At the centre of the collection is Rachmaninov's complete Études-tableaux, Op. 39, filmed across a single night in June 2018. Giltburg had already recorded the cycle in the studio for Naxos, where a performance is built up across many takes; what he wanted here was to play the whole forty minutes through in one sitting, in continuous takes, with the stakes of an unrepeatable performance and the knowledge that what he played would stand. He has described the long continuous span as among the most demanding forms he had attempted: it asks the player to hold the architecture of an entire cycle in a single arc, with no seam to retreat behind. The nine etudes — written in 1916 and 1917, in the final months before Rachmaninov left Russia for ever — are the composer's late style at its most concentrated, darker and leaner than the Op. 33 set before them. Rachmaninov withheld the pictures behind the “tableaux”; what Giltburg found was a music “deeply connected to the 20th century”, opening “the same fantastical path for the imagination as do Kafka, Bulgakov, or indeed Neil Gaiman”.

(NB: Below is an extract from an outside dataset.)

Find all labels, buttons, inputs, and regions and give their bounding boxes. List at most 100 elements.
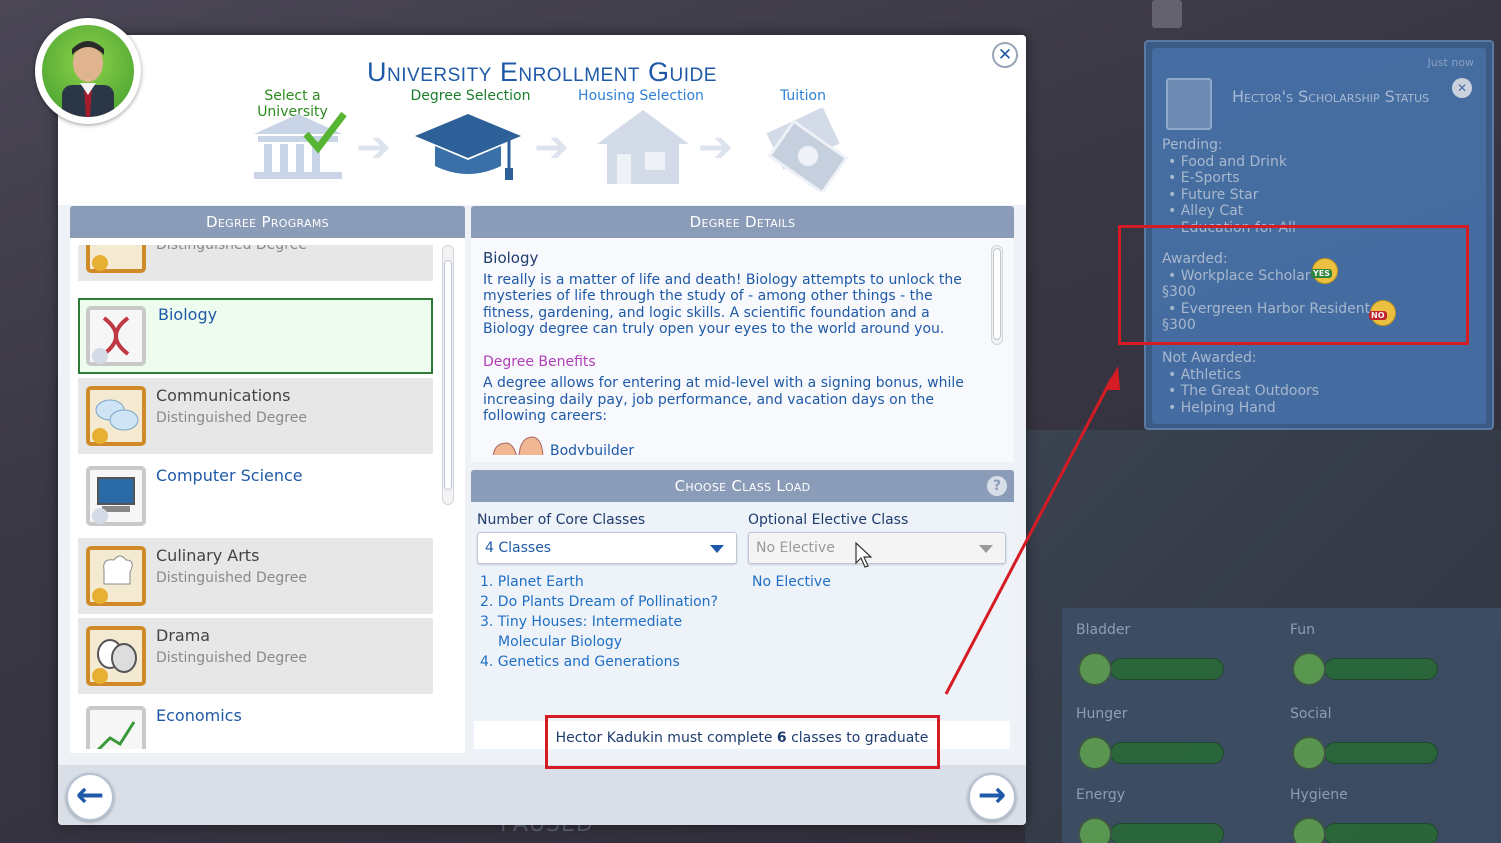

The films surrounding it trace the three years that led there. Prokofiev's Suggestion Diabolique was the first, played late one evening after a concert. An étude from Rachmaninov's earlier Op. 33 and two of Liszt's Transcendental Studies — the nocturnal Harmonies du soir and the snow-driven Chasse-neige — followed at intervals, alongside Giltburg's own piano arrangements of Shostakovich's String Quartets Nos. 4 and 8, the latter an eighteen-minute single take. Each session reached for a longer and more complete span than the last, until the forty-minute Rachmaninov cycle.

These were the first long-form films Fly On The Wall made, and the sessions that opened the path to its most ambitious project — the eleven-hour Beethoven32 cycle with Giltburg for Naxos three years later. The complete collection is available exclusively on YouTube.